As an investor, mistakes are inevitable. But you have a problem if you face massive losses more than once in a while. So spare a thought for the long term shareholders of Oneview Healthcare PLC (ASX:ONE); the share price is down a whopping 95% in the last three years. That would be a disturbing experience. And the ride hasn't got any smoother in recent times over the last year, with the price 78% lower in that time. Shareholders have had an even rougher run lately, with the share price down 13% in the last 90 days.
We really hope anyone holding through that price crash has a diversified portfolio. Even when you lose money, you don't have to lose the lesson.

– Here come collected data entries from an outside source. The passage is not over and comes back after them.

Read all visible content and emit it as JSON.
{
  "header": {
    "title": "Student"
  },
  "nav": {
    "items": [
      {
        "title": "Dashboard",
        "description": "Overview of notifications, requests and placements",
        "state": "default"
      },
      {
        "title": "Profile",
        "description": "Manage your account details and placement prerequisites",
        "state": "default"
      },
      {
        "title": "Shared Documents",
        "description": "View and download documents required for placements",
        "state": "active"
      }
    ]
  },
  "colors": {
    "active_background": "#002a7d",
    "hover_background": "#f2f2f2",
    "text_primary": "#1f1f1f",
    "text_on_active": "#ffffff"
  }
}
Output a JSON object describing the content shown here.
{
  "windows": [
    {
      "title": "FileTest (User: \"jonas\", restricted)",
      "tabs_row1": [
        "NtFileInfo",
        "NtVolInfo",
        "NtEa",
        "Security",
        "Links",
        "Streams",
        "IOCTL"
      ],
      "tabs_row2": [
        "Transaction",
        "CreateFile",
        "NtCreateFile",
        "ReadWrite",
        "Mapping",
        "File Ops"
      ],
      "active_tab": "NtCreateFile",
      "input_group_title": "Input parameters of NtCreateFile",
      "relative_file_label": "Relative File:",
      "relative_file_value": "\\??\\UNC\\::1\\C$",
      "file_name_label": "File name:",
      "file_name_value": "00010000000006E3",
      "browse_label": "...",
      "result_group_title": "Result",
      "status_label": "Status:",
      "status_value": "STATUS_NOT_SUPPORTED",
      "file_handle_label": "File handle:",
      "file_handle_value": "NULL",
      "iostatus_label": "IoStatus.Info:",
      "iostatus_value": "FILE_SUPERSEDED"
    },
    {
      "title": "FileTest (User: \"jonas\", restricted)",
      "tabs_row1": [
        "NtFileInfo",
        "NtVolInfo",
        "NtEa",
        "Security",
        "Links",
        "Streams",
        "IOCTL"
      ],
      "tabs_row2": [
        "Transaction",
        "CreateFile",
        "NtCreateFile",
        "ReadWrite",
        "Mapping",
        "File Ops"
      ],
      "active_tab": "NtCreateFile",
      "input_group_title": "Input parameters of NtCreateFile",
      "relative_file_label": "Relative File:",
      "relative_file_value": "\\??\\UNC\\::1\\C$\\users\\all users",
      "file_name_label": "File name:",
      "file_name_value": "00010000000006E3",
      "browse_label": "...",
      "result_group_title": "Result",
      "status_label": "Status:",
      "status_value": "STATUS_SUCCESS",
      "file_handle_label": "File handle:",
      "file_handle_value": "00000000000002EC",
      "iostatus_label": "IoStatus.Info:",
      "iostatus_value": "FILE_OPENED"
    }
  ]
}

Given that Oneview Healthcare didn't make a profit in the last twelve months, we'll focus on revenue growth to form a quick view of its business development. When a company doesn't make profits, we'd generally expect to see good revenue growth. Some companies are willing to postpone profitability to grow revenue faster, but in that case one does expect good top-line growth.
Over three years, Oneview Healthcare grew revenue at 16% per year. That's a pretty good rate of top-line growth. So it seems unlikely the 64% share price drop (each year) is entirely about the revenue. More likely, the market was spooked by the cost of that revenue. If you buy into companies that lose money then you always risk losing money yourself. Just don't lose the lesson.
You can see below how earnings and revenue have changed over time (discover the exact values by clicking on the image).
It's good to see that there was some significant insider buying in the last three months. That's a positive. On the other hand, we think the revenue and earnings trends are much more meaningful measures of the business. So it makes a lot of sense to check out what analysts think Oneview Healthcare will earn in the future (free profit forecasts).
A Different Perspective
Over the last year, Oneview Healthcare shareholders took a loss of 78%. In contrast the market gained about 7.9%. However, keep in mind that even the best stocks will sometimes underperform the market over a twelve month period. Shareholders have lost 64% per year over the last three years, so the share price drop has become steeper, over the last year; a potential symptom of as yet unsolved challenges. We would be wary of buying into a company with unsolved problems, although some investors will buy into struggling stocks if they believe the price is sufficiently attractive. Investors who like to make money usually check up on insider purchases, such as the price paid, and total amount bought. You can find out about the insider purchases of Oneview Healthcare by clicking this link.
If you like to buy stocks alongside management, then you might just love this free list of companies. (Hint: insiders have been buying them).
Please note, the market returns quoted in this article reflect the market weighted average returns of stocks that currently trade on AU exchanges.